My mother handed her an envelope. They spoke for a moment, two ghosts in the moonlight, and then Sarah got back into her car and drove away, her taillights twin sparks of red in the night.

My mother came back to the Volvo. She sat in the driver's seat and looked at me.

"She has the keys to the Midtown Complex," she said. "She's going to unlock the doors from the inside."

"Why are you doing this?" I whispered. "After everything?"

My mother reached out and touched my cheek. Her hand was rough, smelling of old paper and woodsmoke. "Because they read my diary too, Becca. I just didn't have a daughter to help me jump."

She started the car.

We drove another thirty miles, deep into the foothills. The road became a narrow track of red clay. We stopped in front of a small, white farmhouse with a wraparound porch and a screen door that didn't have a smart-lock.

"We're here," my mother said.

I got out. I took Leo from the backseat.

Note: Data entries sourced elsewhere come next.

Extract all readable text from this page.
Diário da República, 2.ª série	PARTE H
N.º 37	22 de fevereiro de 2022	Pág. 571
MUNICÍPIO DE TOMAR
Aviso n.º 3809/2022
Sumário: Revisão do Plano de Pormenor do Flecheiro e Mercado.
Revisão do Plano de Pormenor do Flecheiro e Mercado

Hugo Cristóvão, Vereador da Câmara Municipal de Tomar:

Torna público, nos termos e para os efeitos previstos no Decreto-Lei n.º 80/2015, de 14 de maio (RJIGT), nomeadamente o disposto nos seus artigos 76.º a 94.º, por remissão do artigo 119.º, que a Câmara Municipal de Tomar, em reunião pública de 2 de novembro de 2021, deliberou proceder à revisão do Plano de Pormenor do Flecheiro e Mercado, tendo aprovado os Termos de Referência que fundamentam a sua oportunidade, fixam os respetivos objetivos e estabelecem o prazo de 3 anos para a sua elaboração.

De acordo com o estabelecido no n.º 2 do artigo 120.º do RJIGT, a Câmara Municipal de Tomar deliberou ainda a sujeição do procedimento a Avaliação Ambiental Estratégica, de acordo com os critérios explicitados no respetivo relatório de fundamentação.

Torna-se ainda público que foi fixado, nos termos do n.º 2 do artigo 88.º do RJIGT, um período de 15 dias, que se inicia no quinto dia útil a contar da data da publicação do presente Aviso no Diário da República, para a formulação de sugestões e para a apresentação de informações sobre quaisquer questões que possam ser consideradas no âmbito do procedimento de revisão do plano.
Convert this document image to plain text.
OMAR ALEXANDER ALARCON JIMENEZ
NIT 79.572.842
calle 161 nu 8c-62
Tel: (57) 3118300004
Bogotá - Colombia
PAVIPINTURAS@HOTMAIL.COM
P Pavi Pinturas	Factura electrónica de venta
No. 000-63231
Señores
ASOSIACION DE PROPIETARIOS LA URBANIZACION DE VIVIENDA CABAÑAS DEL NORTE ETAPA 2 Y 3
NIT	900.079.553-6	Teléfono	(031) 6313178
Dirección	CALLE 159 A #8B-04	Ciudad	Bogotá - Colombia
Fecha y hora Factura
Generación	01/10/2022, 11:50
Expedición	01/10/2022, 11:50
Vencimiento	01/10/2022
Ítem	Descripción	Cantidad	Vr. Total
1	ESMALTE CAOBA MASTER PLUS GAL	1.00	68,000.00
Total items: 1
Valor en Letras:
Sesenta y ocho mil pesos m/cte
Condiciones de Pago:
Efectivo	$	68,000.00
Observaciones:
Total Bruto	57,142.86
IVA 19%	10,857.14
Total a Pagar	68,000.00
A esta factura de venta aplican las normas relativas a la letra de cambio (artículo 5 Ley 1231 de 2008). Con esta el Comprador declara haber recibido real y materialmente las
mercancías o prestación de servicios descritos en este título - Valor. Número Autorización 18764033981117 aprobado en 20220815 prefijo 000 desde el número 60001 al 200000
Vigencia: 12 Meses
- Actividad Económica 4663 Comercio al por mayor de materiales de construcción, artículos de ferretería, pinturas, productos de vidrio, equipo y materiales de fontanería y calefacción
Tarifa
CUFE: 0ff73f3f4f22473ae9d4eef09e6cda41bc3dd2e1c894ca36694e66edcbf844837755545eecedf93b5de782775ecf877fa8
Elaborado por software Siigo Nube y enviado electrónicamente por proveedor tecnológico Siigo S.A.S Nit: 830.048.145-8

The air here was fresh, smelling of rain and wet stone. No "Clean Linen."

I walked onto the porch. The floorboards creaked—a beautiful, uncalibrated sound.

I looked at the front door. There was a small, hand-written note taped to the wood.

*Privacy is a privilege earned by resistance.*

I smiled. I reached for the handle.

And then, my mother’s phone—a basic, prehistoric flip-phone—chirped on the dashboard of the car.

I froze. My mother walked back to the car and picked it up. She looked at the small, pixelated screen.

Her face went still.

"Becca," she said, her voice dropping into a register of pure, unadulterated fear.

"What is it?"

She turned the phone toward me.

It was a text message. From a number that didn't have ten digits. It was a lot number.

*Lot 000.*

The text was a single sentence.

*We liked your performance, Becca, but we’ve decided to move the series to a more... immersive platform.*

Below the text was a photo.

It was a photo of the porch I was standing on. Taken from the ceiling of the wraparound roof.

The angle was impossible.

"Mom," I whispered, my heart stopping. "Look at the front door."

I looked at the screen door.

In the center of the wood, right above the hand-written note, was a tiny, pinprick hole.

A little green light began to blink.

*Blink. Blink. Blink.*

And then, from inside the dark, quiet farmhouse, I heard the sound of a baby cooing.

It wasn't Leo.

Leo was asleep in my arms.

I pushed the door open, the skillet gripped tight in my hand.

The living room was an exact, stitch-for-stitch replica of my messy kitchen in Austin. The dishes were in the sink. The milk was on the counter.

And sitting at the kitchen island, nursing an infant, was a woman who looked exactly like me.

She looked up. She smiled.

"You're late, Becca," she said, her eyes flicking to the wall sconce behind me.

"Diane has been waiting in the basement."